Jean Damascène
Vers 650 – vers 750
Fêté le 4 décembre
Originaire d’une grande famille arabe et aisée de Damas, Jean naquit 18 ans après la mort de Mahomet. Il reçut une éducation grecque solide et possédait une bonne connaissance de l’arabe et de l’Islam. Collaborateur de son père, qui occupait un poste officiel important sous le calife, celui-ci le chassa en 720 lorsqu’il décida d’islamiser l’administration, exigeant des chrétiens de renier leur foi. Ses démêlés avec l’empereur iconoclaste Léon III le poussèrent à se retirer au monastère de la Laure de saint Sabas en Palestine. Ordonné prêtre par le patriarche de Jérusalem Jean (705-735) avant que n’éclate la controverse iconoclaste, il enseignait au monastère, prêchait à Jérusalem, conseillait des évêques, consacrant une grande partie de son temps à la rédaction de ses œuvres. Très estimé, le concile de Nicée (787) le déclara vénérable et en 1890 il fut promu docteur de l’Eglise par le pape Léon XIII. Sur les icônes il est représenté avec un turban pour signifier ses origines arabes.
Ses œuvres.
Les écrits de Jean Damascène embrassent tous les domaines de la théologie : dogme, exégèse, ascèse et liturgie. Il est cependant davantage un compilateur qu’un créateur. Il est très clair à ce sujet : έρώֹέμονֹμεν ούδένֹ (« je serai mien en vérité en rien, en vérité rien ne sera de moi »). Il est cependant considéré comme le plus grand des théologiens byzantins. On admire son art de la compilation et lui-même ne cherchait pas à redire ce que d’autres avaient déjà bien exprimé. Son œuvre de synthèse annonce celle de Saint Thomas d’Aquin. Les thèmes sur lesquels il insiste sont la fidélité à la foi de Chalcédoine, la liberté humaine et la théologie de l’image.
Son principal ouvrage dogmatique, La Source de la Connaissance, comprend trois parties. La première constitue un enseignement philosophique, la deuxième l’histoire des hérésies et la troisième l’Exposition de la foi orthodoxe. Celle-ci constitue une synthèse remarquable de la doctrine chrétienne. De nombreux autres ouvrages lui sont attribués, mais d’une authenticité parfois douteuse.

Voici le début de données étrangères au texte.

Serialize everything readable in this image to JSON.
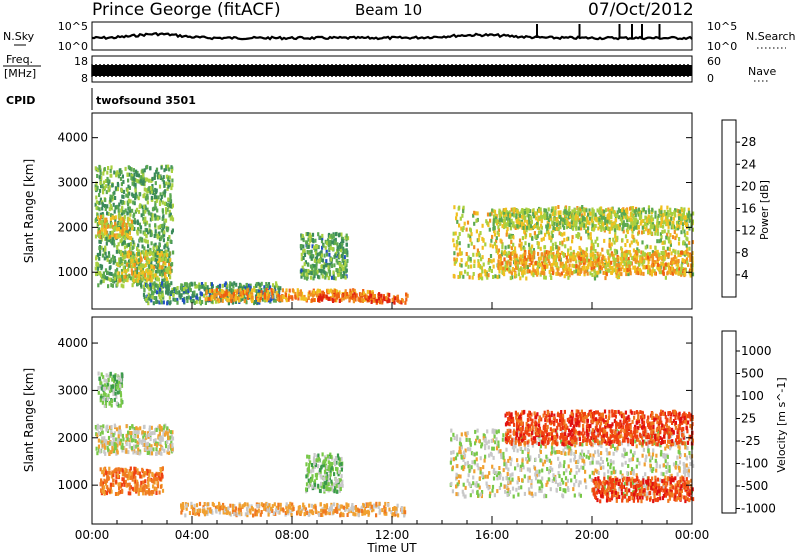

Il ne faudrait pas en conclure que Jean Damascène n’a rien écrit de personnel. Relevons ses sermons célèbres, notamment sur la Transfiguration de Notre Seigneur et sur la Dormition de la Mère de Dieu. Dans ses nombreuses hymnes liturgiques, il a le charisme d’inviter à la joie en dégageant l’essentiel du mystère. Il fut un ardent défenseur des icônes avant que n’éclate la controverse à ce sujet.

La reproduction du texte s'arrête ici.